Monday, January 12, 2015

Nestler and Hellebrandt Square Off on Rules of Thumb

The question of how best to value patent licenses, whether in negotiation, for tax purposes, or for purposes of calculating damages, is a tough one.  In theory, it makes economic sense to assume that the parties to the license would have agreed to some sort of split of the profits to be earned from the use, but of course reality may be different.  For administrability reasons, the parties themselves may prefer some sort of heuristic, based on comparable licenses or industry-wide standard rates; and in litigation comparables sometimes may be a reasonable indicator of the value of the "license" the infringer has taken.  Moreover, if we are to base royalties on a percent of the profit (real or expected), what should we assume that percent to be--and how confident can we be that only the profit derived from the infringement, and not from other factors, will be used as the base?  On the other hand, what if there are no (very similar) comparables to be had?  Are industry-wide rights an accurate enough guide for all inventions (which seems quite doubtful to me), or only some (and if so, which ones)?

In the German press, Anke Nestler and Ortwin Hellebrand recently have expressed competing views on these issues.  Regarding Dr.

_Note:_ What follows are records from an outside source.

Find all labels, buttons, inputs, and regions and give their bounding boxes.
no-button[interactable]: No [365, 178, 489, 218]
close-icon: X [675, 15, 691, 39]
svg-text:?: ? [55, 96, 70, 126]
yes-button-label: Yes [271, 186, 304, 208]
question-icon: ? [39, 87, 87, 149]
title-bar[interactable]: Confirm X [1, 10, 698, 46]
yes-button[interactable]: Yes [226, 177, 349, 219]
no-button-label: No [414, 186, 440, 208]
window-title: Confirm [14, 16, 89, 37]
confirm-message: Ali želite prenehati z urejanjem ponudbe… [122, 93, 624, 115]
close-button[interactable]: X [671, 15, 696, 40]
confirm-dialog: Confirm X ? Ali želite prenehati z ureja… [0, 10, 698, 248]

Nestler, in September, I posted this:
Anke Nestler has published an article titled Die Ableitung von angemessenen Lizenzsätzen aus öknomischer Perspektive ("The Derivation of Royalty Rates from an Economic Perspective") in the June 2014 issue of Mitteilungen der deutschen Patentanwälten (pp. 262-66).  Here is the abstract:
In third-party licensing practice the licensing parties often orient themselves towards the licensee's expected future profits and split this between themselves within the framework of license negotiations.  This policy is economically sensible.  The derivation of reasonable royalty rates should be based on business analysis.

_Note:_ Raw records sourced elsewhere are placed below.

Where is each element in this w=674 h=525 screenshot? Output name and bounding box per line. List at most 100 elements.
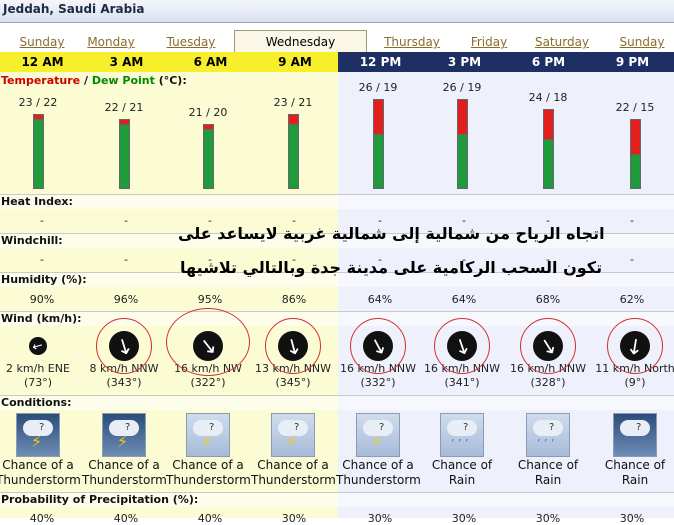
- dew-point-bar: [543, 139, 554, 189]
- time-9pm: 9 PM: [590, 52, 674, 72]
- temp-dew-label: 23 / 22: [18, 96, 58, 109]
- dew-point-bar: [630, 154, 641, 189]
- condition-text: Chance of a: [172, 458, 244, 472]
- time-3pm: 3 PM: [422, 52, 507, 72]
- temp-dew-label: 24 / 18: [528, 91, 568, 104]
- precip-value: 30%: [281, 512, 307, 525]
- tab-saturday[interactable]: Saturday: [520, 32, 604, 52]
- wind-degrees: (343°): [106, 376, 142, 389]
- heat-index-header: Heat Index:: [1, 195, 73, 208]
- temperature-bar: [373, 99, 384, 135]
- dew-point-bar: [288, 124, 299, 189]
- wind-header: Wind (km/h):: [1, 312, 82, 325]
- raindrops-icon: ’ ’ ’: [537, 437, 555, 450]
- temperature-bar: [630, 119, 641, 155]
- temp-dew-label: 26 / 19: [442, 81, 482, 94]
- location-title-bar: Jeddah, Saudi Arabia: [0, 0, 674, 23]
- location-title: Jeddah, Saudi Arabia: [3, 2, 145, 16]
- lightning-icon: ⚡: [201, 432, 213, 451]
- precip-value: 40%: [113, 512, 139, 525]
- temperature-label: Temperature: [1, 74, 81, 87]
- rain-icon: ? ’ ’ ’: [526, 413, 570, 457]
- tab-friday[interactable]: Friday: [447, 32, 531, 52]
- thunderstorm-icon: ? ⚡: [186, 413, 230, 457]
- tab-tuesday[interactable]: Tuesday: [149, 32, 233, 52]
- dew-point-bar: [119, 124, 130, 189]
- temp-dew-label: 26 / 19: [358, 81, 398, 94]
- thunderstorm-icon: ? ⚡: [16, 413, 60, 457]
- condition-text: Chance of a: [257, 458, 329, 472]
- tab-wednesday[interactable]: Wednesday: [234, 30, 367, 53]
- temperature-separator: /: [80, 74, 92, 87]
- rain-icon: ? ’ ’ ’: [440, 413, 484, 457]
- lightning-icon: ⚡: [286, 432, 298, 451]
- condition-text: Chance of: [604, 458, 666, 472]
- temperature-bar: [543, 109, 554, 140]
- question-mark-icon: ?: [636, 422, 642, 433]
- condition-text: Chance of a: [342, 458, 414, 472]
- condition-text: Thunderstorm: [82, 473, 167, 487]
- windchill-value: -: [40, 253, 44, 266]
- condition-text: Rain: [621, 473, 649, 487]
- day-tabs: Sunday Monday Tuesday Wednesday Thursday…: [0, 30, 674, 53]
- condition-text: Thunderstorm: [251, 473, 336, 487]
- annotation-circle: [350, 318, 406, 374]
- question-mark-icon: ?: [463, 422, 469, 433]
- time-6pm: 6 PM: [506, 52, 591, 72]
- wind-degrees: (332°): [360, 376, 396, 389]
- precip-value: 30%: [367, 512, 393, 525]
- windchill-value: -: [124, 253, 128, 266]
- conditions-header: Conditions:: [1, 396, 72, 409]
- condition-text: Thunderstorm: [336, 473, 421, 487]
- heat-index-value: -: [40, 214, 44, 227]
- annotation-circle: [166, 308, 250, 376]
- temp-dew-label: 22 / 21: [104, 101, 144, 114]
- time-6am: 6 AM: [168, 52, 253, 72]
- wind-degrees: (345°): [275, 376, 311, 389]
- humidity-value: 62%: [619, 293, 645, 306]
- temp-dew-label: 23 / 21: [273, 96, 313, 109]
- tab-thursday[interactable]: Thursday: [370, 32, 454, 52]
- rain-icon: ? ’ ’ ’: [613, 413, 657, 457]
- lightning-icon: ⚡: [371, 432, 383, 451]
- annotation-circle: [434, 318, 490, 374]
- condition-text: Chance of a: [2, 458, 74, 472]
- time-9am: 9 AM: [252, 52, 338, 72]
- precip-value: 30%: [619, 512, 645, 525]
- condition-text: Chance of: [517, 458, 579, 472]
- dew-point-bar: [373, 134, 384, 189]
- thunderstorm-icon: ? ⚡: [102, 413, 146, 457]
- humidity-value: 96%: [113, 293, 139, 306]
- humidity-value: 64%: [367, 293, 393, 306]
- temperature-bar: [457, 99, 468, 135]
- condition-text: Thunderstorm: [166, 473, 251, 487]
- dew-point-bar: [203, 129, 214, 189]
- dew-point-bar: [457, 134, 468, 189]
- wind-direction-icon: ↑: [29, 337, 47, 355]
- annotation-circle: [520, 318, 576, 374]
- humidity-value: 90%: [29, 293, 55, 306]
- condition-text: Chance of a: [88, 458, 160, 472]
- temp-dew-label: 21 / 20: [188, 106, 228, 119]
- cloud-icon: [620, 420, 650, 436]
- condition-text: Rain: [448, 473, 476, 487]
- annotation-circle: [96, 318, 152, 374]
- tab-monday[interactable]: Monday: [69, 32, 153, 52]
- annotation-circle: [265, 318, 321, 374]
- windchill-value: -: [630, 253, 634, 266]
- cloud-icon: [533, 420, 563, 436]
- raindrops-icon: ’ ’ ’: [451, 437, 469, 450]
- temperature-unit: (°C):: [154, 74, 187, 87]
- wind-speed: 2 km/h ENE: [6, 362, 70, 375]
- precip-value: 40%: [197, 512, 223, 525]
- tab-sunday-next[interactable]: Sunday: [600, 32, 674, 52]
- precip-header: Probability of Precipitation (%):: [1, 493, 199, 506]
- humidity-value: 64%: [451, 293, 477, 306]
- time-3am: 3 AM: [84, 52, 169, 72]
- dew-point-bar: [33, 119, 44, 189]
- cloud-icon: [447, 420, 477, 436]
- condition-text: Rain: [534, 473, 562, 487]
- annotation-line-2: تكون السحب الركامية على مدينة جدة وبالتا…: [180, 258, 603, 277]
- precip-value: 30%: [451, 512, 477, 525]
- annotation-circle: [607, 318, 663, 374]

(According to footnote *, the article is a slightly modified version of an article originally published in Betriebs Berater 2013, 2027-29.)  The author argues that a 25-33% division of expected profits from the use of a patent, converted into a running royalty based on a percentage of turnover, can be a useful guideline--not a hard and fast rule, as rejected in the Federal Circuit's 2011 Uniloc decision--taking into account all other relevant considerations such as the parties' preferences for risk-sharing, the expected contribution of other patents or trademarks to the product's profitability, and so on.  The author cites a 1972 work by Knoppe, Die Besteuerung der Lizenz- und Know-how-Verträge, throughout as approving such an approach. 
An English-language translation of Dr. Nestler's Betriebs-Berater article is available here.

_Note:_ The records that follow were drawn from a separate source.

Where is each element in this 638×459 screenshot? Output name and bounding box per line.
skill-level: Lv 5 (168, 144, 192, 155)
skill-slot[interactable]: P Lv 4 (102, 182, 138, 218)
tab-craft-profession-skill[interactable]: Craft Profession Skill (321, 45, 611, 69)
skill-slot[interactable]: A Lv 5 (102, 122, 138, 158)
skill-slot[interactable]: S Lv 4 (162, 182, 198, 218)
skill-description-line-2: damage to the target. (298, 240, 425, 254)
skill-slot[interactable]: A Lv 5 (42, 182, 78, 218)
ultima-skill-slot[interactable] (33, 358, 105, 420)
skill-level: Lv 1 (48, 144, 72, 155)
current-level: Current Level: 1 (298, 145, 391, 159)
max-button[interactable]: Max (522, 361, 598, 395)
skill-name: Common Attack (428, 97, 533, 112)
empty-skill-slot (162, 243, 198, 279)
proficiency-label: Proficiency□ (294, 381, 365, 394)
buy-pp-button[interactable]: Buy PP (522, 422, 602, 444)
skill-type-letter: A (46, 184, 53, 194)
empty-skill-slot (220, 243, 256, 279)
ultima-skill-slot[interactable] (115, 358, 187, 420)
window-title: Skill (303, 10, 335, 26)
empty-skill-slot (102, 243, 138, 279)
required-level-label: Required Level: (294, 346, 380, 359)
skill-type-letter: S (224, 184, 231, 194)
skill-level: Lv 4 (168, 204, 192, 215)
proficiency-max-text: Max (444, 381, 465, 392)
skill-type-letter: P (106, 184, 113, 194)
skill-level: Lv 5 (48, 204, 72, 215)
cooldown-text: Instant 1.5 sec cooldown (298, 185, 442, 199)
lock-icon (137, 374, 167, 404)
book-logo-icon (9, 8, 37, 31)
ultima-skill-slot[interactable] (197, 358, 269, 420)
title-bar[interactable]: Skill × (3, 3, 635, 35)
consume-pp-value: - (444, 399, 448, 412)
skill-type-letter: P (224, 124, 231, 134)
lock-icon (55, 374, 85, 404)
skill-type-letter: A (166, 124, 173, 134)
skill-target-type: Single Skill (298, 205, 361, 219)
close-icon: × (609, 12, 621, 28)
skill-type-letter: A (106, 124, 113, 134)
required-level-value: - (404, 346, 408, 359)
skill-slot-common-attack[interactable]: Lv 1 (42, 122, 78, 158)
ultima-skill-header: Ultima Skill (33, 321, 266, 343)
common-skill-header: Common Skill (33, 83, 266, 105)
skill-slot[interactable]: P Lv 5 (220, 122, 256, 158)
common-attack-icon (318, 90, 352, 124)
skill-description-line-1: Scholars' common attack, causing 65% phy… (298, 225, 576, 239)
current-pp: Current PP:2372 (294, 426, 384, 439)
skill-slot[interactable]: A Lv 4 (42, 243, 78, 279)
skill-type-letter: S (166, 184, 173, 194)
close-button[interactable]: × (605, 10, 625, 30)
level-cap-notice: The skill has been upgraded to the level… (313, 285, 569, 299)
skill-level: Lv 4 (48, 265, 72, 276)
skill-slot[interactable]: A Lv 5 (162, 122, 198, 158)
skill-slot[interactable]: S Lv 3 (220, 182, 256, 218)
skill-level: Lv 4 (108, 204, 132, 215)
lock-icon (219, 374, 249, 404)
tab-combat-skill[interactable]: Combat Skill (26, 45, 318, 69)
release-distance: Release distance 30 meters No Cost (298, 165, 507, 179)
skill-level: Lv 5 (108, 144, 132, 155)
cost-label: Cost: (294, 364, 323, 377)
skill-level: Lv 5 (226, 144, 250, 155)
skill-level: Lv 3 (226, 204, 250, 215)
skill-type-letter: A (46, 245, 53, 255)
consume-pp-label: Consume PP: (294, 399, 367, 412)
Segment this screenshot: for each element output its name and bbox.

In response, Mr. Hellebrand published Ableitung von angemessenen Lizenzsätzen aus öknomischer Perspektive?  Eine Erwiderung ("Derivation of Royalty Rates from an Economic Perspective?  A Response") in the November issue of Mitteilungen der deutschen Patentanwälten (pp. 494-97).  Here is the abstract (as above, in my translation from the German):
Market-standard royalty rates delineate the freedom to set license fees within the competitive environment of a market for technical products in a manner that is more accurate and more reflective of market realities than does a profit split of the EBIT (earnings before interest and taxes) of a single licensee, even when the latter is refined vis-a-vis the Knoppe [rule-of-thumb] formula by the licensing firm's analysis for the planned use.
As suggested by the abstract, Dr. Hellenbrand believes that market-standard rates are more likely to accurately reflect the value of the technology, and to be more administrable in practice.